Изменить размер шрифта - +

   -- Бац! -- хохотнул странный сосед Лестера. -- Хасан-ага наносит ответный удар!

   -- Видимо, -- сладким голосом продолжил тер Хусаин, -- мой высокоправедный собеседник знает хорошего башмачника.

   -- А-а-а-а-а!!! -- сосед по чайхане начал в восторге колотить кулаком по столу. -- Так ему, святоше липовому! Молодец везир, еще давай!!!

   Немногочисленные дневные посетители чайханы, также ловившие каждое слово в беседе, начали недовольно коситься в сторону молодого человека, однако недовольства вслух не высказывали. Да и сидел тот таким образом, что всем, кроме сэра Лестера, была видна одна только его спина, так что на взгляды парень не реагировал.

   -- Пред ликом Тарка молитвы презренного башмачника имеют столько же силы, сколь и молитвы знатных и богатых. -- довольно прохладным тоном ответил жрец. -- Ибо сказано было, что услышан будет каждый, если обратится к Создателю Вселенной и всего сущего в сердце своем, будь он шейх, хан, купец, башмачник или безродный скиталец, не помнящий родства.

   -- Не мне, убогому разумом, рассуждать о промысле Тарка. -- коротышка возвел очи горе. -- Ибо как понять скудным моим умишком, что даже любодеяние порой угоднее Ему, чем истинная праведная воздержанность, и Лот Горамейский более свят, чем праведный Онас Нисский?

   На какой-то миг Рустам тер Сипуш замер, словно громом пораженный, а затем склонил голову.

   -- Истинно сказано было, -- негромко произнес он, -- что и в святилище порой искушает Губернез, и что даже в праздной толпе можно услышать глас пророческий. Не должно священнослужителю поддаваться гордыне, и всегда необходимо помнить о смирении. Два шага назад, пропустите паланкин умудреннейшего Хасан-аги.

   -- Ого, -- выдохнул шумный посетитель едва слышно, и сделал большой глоток из кубка, -- а везир-то нажил себе смертельного врага. Не думал, что у него хватит наглости наговорить такого тер Сипушу.

   -- Э... не просветит ли меня мудрейший о смысле их беседы и причине его восторгов? -- обратился сэр Лестер к незнакомцу. -- По чести сказать, я понял, что речь их была полна обидных намеков, но смысла их не уразумел.

   -- Просветит. -- "мудрейший" икнул и приглашающее махнул рукой. -- Садись ко мне, чернильная душа.

   Ре Лееб пересел за столик парня, прихватив пиалу с чаем, однако же ее содержимое моментально отправилось на брусчатку площади, после чего говорливый посетитель наполнил ее вином из глиняного кувшина.

   -- Хуже нет, чем пить одному. -- прокомментировал он свои действия.

   -- Высокочтимый, я не...

   -- Помолчи. -- парень сморщился. -- Вижу же, что тебя от этих писулек в сон клонит. Постоянно от них отрываешься и с тоскливым видом пялишься на площадь. Тебя как звать-то?

   -- Авель ан-Зай, высокочтимый господин. Я один из писцов кади Селима а Дави.

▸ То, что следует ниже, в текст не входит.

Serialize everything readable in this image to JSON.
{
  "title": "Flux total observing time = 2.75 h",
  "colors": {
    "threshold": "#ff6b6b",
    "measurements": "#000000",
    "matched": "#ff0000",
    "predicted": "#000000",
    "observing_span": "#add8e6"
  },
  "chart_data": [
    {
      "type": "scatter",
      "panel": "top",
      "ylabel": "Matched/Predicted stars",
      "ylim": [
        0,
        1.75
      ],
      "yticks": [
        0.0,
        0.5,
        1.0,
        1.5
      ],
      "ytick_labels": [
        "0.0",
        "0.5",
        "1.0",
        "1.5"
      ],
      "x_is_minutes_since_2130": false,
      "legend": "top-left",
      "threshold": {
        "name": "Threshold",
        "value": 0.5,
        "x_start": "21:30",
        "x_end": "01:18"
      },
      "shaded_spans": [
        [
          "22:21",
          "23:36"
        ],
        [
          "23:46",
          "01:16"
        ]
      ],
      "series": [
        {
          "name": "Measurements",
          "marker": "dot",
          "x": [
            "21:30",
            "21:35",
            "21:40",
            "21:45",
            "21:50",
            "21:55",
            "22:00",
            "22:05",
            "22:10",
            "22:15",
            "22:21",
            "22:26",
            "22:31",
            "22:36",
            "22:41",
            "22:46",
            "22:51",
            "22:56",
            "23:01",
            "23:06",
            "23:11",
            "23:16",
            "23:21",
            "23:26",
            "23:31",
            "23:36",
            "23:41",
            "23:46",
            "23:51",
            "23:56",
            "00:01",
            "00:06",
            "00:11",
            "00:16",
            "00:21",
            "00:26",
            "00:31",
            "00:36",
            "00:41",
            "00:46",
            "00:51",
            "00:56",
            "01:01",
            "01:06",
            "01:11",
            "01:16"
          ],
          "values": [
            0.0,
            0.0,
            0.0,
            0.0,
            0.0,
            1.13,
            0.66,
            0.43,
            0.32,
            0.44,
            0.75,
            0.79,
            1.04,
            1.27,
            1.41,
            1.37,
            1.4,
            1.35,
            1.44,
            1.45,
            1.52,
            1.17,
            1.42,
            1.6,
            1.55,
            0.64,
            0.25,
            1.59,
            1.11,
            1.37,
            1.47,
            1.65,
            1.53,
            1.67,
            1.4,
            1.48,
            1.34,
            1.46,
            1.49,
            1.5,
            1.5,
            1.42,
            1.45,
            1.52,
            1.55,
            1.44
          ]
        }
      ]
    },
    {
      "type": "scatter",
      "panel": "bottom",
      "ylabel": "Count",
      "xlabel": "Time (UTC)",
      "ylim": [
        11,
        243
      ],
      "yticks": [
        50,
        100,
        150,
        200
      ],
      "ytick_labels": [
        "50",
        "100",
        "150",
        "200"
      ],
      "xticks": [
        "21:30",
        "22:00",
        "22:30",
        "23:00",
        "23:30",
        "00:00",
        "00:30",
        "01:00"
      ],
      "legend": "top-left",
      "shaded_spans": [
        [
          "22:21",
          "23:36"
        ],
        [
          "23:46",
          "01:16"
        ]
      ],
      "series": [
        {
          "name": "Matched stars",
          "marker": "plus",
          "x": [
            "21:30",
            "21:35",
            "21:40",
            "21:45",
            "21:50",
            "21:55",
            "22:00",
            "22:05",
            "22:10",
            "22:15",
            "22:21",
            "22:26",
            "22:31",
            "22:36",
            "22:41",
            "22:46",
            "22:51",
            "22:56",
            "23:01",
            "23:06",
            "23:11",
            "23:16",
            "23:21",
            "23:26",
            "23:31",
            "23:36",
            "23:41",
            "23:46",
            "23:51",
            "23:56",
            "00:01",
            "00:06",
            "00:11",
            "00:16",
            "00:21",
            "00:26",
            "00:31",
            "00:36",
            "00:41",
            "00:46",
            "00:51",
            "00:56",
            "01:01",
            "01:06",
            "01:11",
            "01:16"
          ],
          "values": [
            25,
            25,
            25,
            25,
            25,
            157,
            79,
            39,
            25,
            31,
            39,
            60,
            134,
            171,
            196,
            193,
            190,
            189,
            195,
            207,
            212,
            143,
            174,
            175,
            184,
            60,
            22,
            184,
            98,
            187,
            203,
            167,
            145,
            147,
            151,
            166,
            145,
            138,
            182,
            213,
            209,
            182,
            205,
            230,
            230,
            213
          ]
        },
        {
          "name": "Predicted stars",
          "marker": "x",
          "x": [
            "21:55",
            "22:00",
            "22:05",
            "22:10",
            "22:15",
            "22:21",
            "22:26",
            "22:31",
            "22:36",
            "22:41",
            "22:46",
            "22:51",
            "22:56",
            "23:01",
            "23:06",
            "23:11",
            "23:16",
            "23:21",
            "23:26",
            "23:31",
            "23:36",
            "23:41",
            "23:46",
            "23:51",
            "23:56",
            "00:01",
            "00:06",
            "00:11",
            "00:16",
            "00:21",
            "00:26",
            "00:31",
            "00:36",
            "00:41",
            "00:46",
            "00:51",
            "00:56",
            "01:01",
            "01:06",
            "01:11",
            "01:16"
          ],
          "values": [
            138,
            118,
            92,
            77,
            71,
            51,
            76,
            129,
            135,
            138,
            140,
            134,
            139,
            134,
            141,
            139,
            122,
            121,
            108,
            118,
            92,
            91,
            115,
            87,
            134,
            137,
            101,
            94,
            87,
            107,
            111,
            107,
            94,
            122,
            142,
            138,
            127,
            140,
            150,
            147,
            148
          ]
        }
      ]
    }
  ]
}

   -- Селим-баба Справедливый, Селим-бей Неподкупный, Праведный а Дави, Грозный Судия... Всех прозвищ и не перечесть. -- кивнул собеседник благородного Блюма, подвигая к нему пиалу с вином. -- Известный и уважаемый в Аксаре человек. А меня зовут Джимшал из Феска. Давай-ка, за знакомство до дна.

   "Итак, бродяга", сделал для себя вывод сын посла, припадая к пиале и делая вид, что пьет вино исключительно из необходимости и по принуждению.

   Впрочем, в Имладоне слово "бродяга" не имело того негативно-пренебрежительного оттенка, какой оно носило в королевствах севера. Да и как иначе могло быть в стране, где едва ли не треть населения составляют кочевники-скотоводы? Бродягой в султанате называли не нищих-попрошаек, слоняющихся по дорогам от города к городу и живущими на подаяния, не странствующих сказителей, певцов или факиров, не бродячих проповедников, а людей, которым по какой-то, обычно одним им известной причине, стало тесно в родном городе, людей покинувших свои жилища и семьи в поисках незнамо чего, отказавшихся от родового имени, заменив его местом рождения, и отправившихся в путь.